What is Fibromyalgia?
Fibromyalgia, otherwise known as fibromyalgia syndrome, is a chronic, long-term condition that causes widespread bodily pain, fatigue and psychological distress. Fibromyalgia is considered a rheumatic condition, insofar as it affects the connective and/or supportive structures of your body. However, unlike arthritis, which is caused by inflammation of a joint, or joints, fibromyalgia affects soft tissues and does not cause inflammation or damage to the affected areas. For example, fibromyalgia should not be confused with polymyalgia, or polymyalgia rheumatica, a type of arthritis characterised by severe inflammation, pain and stiffness in the muscles of you neck, shoulders and hips. According to the National Institute of Arthritis and Musculoskeletal and Skin Diseases (NIAMS), approximately five million adults in the United States, between 80% and 90% of whom are women, suffer from fibromyalgia. In Britain, the National Health Service (NHS) estimates that up to 4.5% of the population, or 2.8 million people, are affected, to some degree, by fibromyalgia. However, in the absence of a specific test for the condition, which has symptoms in common with numerous other disorders, fibromyalgia remains difficult to diagnose.
Symptoms of Fibromyalgia
The symptoms of fibromyalgia resemble, and are often confused with, those of arthritis. Aside from widespread pain in the muscles, including those in the face, and the connective tissues that cover them, fibromyalgia is characterised by extreme, delibilatating fatigue and irregular sleep patterns, which interfere with your normal day-to-day activities. Other physical symptoms of fibromyalgia include increased sensitivity to light, sound, touch and changes in temperature, headaches, including migraine headaches, and irritable bowel syndrome, which manifests itself as bloating, stomach pain and diarrhoea.
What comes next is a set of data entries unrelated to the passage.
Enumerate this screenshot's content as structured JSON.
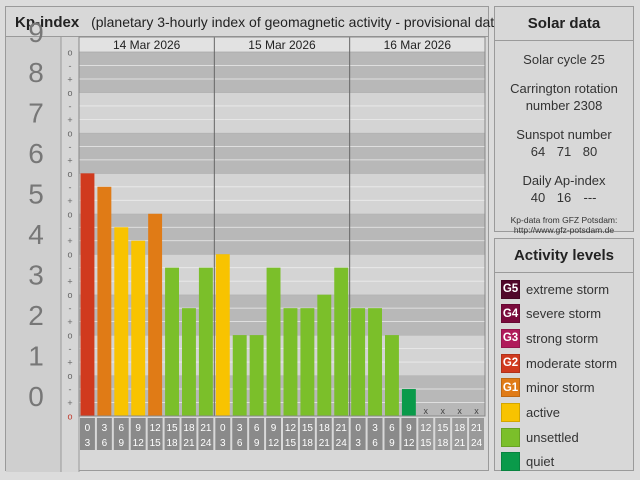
{
  "header": {
    "title": "Kp-index",
    "subtitle": "(planetary 3-hourly index of geomagnetic activity - provisional data)"
  },
  "chart_data": {
    "type": "bar",
    "ylim": [
      0,
      9
    ],
    "y_ticks": [
      "0",
      "1",
      "2",
      "3",
      "4",
      "5",
      "6",
      "7",
      "8",
      "9"
    ],
    "minor_marks": [
      "o",
      "+",
      "-"
    ],
    "days": [
      "14 Mar 2026",
      "15 Mar 2026",
      "16 Mar 2026"
    ],
    "slot_starts": [
      "0",
      "3",
      "6",
      "9",
      "12",
      "15",
      "18",
      "21"
    ],
    "slot_ends": [
      "3",
      "6",
      "9",
      "12",
      "15",
      "18",
      "21",
      "24"
    ],
    "values": [
      6,
      5.667,
      4.667,
      4.333,
      5,
      3.667,
      2.667,
      3.667,
      4,
      2,
      2,
      3.667,
      2.667,
      2.667,
      3,
      3.667,
      2.667,
      2.667,
      2,
      0.667,
      null,
      null,
      null,
      null
    ],
    "missing_marker": "x"
  },
  "colors": {
    "quiet": "#0a9a4a",
    "unsettled": "#7bbf2a",
    "active": "#f8c300",
    "g1": "#e07b16",
    "g2": "#d03a1e",
    "g3": "#b01a5a",
    "g4": "#7a0a3c",
    "g5": "#50082a"
  },
  "solar": {
    "title": "Solar data",
    "cycle": "Solar cycle 25",
    "carrington_line1": "Carrington rotation",
    "carrington_line2": "number 2308",
    "sunspot_label": "Sunspot number",
    "sunspot_values": [
      "64",
      "71",
      "80"
    ],
    "ap_label": "Daily Ap-index",
    "ap_values": [
      "40",
      "16",
      "---"
    ],
    "source_line1": "Kp-data from GFZ Potsdam:",
    "source_line2": "http://www.gfz-potsdam.de"
  },
  "activity": {
    "title": "Activity levels",
    "levels": [
      {
        "code": "G5",
        "label": "extreme storm",
        "color": "#50082a"
      },
      {
        "code": "G4",
        "label": "severe storm",
        "color": "#7a0a3c"
      },
      {
        "code": "G3",
        "label": "strong storm",
        "color": "#b01a5a"
      },
      {
        "code": "G2",
        "label": "moderate storm",
        "color": "#d03a1e"
      },
      {
        "code": "G1",
        "label": "minor storm",
        "color": "#e07b16"
      },
      {
        "code": "",
        "label": "active",
        "color": "#f8c300"
      },
      {
        "code": "",
        "label": "unsettled",
        "color": "#7bbf2a"
      },
      {
        "code": "",
        "label": "quiet",
        "color": "#0a9a4a"
      }
    ]
  }
}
Fibromyalgia sufferers also frequently report numbness and tingling in their hands and feet and a unpleasant crawling sensation in their legs, technically known as ‘restless leg syndrome’, at night. Mentally, fibromyalgia can cause confusion and difficulties with concentration and memory, colloquially known as ‘fibro fog’. All symptoms of fibromyalgia can range from mild to severe and can be permanent, semei-permanent or temporary.
Causes of Fibromyalgia
The causes of fibromyalgia are still not fully understood, but the condition is believed to be related to changes in brain chemistry and the transmission of pain signals to the central nervous system, which causes suffers to become oversensitised to painful stimuli. Fibromyalgia is not a hereditary genetic disorder, inasmuch as it is not passed directly from parents to children, but a history of fibromyalgia in your immediate family significantly increases your chances of developing the condition. Indeed, fibromyalgia may occur without any obvious cause, but may also be prompted by physical and/or emotional trauma, including, but not limited to:
- chronic autoimmune diseases, such as inflammatory arthritis and lupus
- injury or infection
Unfortunately, there is no known cure for fibromyalgia. However, a combination of treatments, including medication, cognitive behaviour therapy and lifestyle changes, such as exercise, can be employed to effectively treat the symptoms. Over time, most sufferers of fibromyalgia learn to manage their condition.